The third time this expression appears is in Psa. 102, which also speaks of the coming destruction of the heavens and the earth:  “Formerly you established the earth; the heavens, too, are a work of your hands.  They will perish and you will remain; and as a garment they will all wear out, as clothing you will change them, and they will be changed” (Psa. 102:25-27).  The book of Hebrews tells us that these verses refer specifically to the Son of God (“But to the Son he says:” Heb. 1:8a, 10-12).  But much else in this Psalm also refers to the Messiah.  Verse 13 prophesies his resurrection:  “You will arise, you will have compassion on Zion; for the time to show her favor, the appointed time, has come” (Psa. 102:13).  This compassion will extend to the Gentiles: “And the Gentiles (the nations) will fear the name of the LORD; and all the kings of the earth your glory” (Psa. 102:15). 

But the time will soon come when he will return in glory:  “For the LORD will build up Zion; he will appear in his glory” (Psa. 102:16).  That this is talking about an event in the future is made clear in vs. 18:  “Let this be written for the last generation*; and a people yet to be created will praise the LORD” (Psa. 102:18).  When will his return take place?  “At the gathering of the peoples together and the kingdoms to serve the LORD” (Psa. 102:22).  This is the final ingathering of the righteous that will take place at Jesus’ return (Matt. 24:31). 

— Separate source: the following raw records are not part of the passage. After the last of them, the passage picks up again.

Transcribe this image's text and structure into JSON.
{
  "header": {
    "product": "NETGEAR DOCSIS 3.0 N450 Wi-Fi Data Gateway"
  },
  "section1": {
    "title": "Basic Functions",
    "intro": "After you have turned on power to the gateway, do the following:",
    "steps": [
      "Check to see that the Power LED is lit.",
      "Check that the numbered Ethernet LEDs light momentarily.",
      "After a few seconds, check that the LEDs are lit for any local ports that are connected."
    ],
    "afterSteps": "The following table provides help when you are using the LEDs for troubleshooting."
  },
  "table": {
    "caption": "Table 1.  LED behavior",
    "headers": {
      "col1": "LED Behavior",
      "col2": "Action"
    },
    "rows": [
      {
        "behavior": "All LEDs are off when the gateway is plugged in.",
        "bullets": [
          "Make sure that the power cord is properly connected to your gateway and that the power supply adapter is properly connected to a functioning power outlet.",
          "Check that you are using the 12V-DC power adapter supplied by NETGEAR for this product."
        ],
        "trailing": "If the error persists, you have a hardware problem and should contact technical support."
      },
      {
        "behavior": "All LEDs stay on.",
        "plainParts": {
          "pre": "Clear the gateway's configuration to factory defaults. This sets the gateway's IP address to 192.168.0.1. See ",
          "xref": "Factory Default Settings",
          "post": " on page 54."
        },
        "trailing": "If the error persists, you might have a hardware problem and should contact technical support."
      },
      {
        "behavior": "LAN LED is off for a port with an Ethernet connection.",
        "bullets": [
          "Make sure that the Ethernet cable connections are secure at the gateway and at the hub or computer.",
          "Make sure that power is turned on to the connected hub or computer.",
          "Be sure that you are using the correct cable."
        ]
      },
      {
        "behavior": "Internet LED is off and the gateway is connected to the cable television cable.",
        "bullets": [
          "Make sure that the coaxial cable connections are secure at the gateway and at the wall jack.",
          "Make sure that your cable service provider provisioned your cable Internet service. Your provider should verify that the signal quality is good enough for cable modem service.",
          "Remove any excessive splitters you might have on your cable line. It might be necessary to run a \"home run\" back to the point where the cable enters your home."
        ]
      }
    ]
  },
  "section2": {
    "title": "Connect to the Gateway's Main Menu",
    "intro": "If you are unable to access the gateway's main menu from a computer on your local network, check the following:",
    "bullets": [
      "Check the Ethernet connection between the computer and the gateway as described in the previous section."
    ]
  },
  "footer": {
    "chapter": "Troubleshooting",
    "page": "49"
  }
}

* “Last generation” is also how the Septuagint (LXX) translates the phrase dor acharon, though the more common translation “the generation to come” also indicates one special generation in the future.

This is when the Psalmist says, “My God, do not make me go up in the midst of my days; your years are with a generation of generations (dor dorim)” (Psa. 102:24).  The Psalmist doesn’t want to be cut off from the Lord (compare Psa. 102:10,23).  Instead he wants to be with the Lord in the final generation of generations.  This meaning is confirmed by the last two verses:  “And you are the same, and your years will have no end.  The sons of your servants will abide; and their seed will be established before you” (Psa. 102:28,29).  God’s servants, an awesome final generation of generations, will dwell with him forever.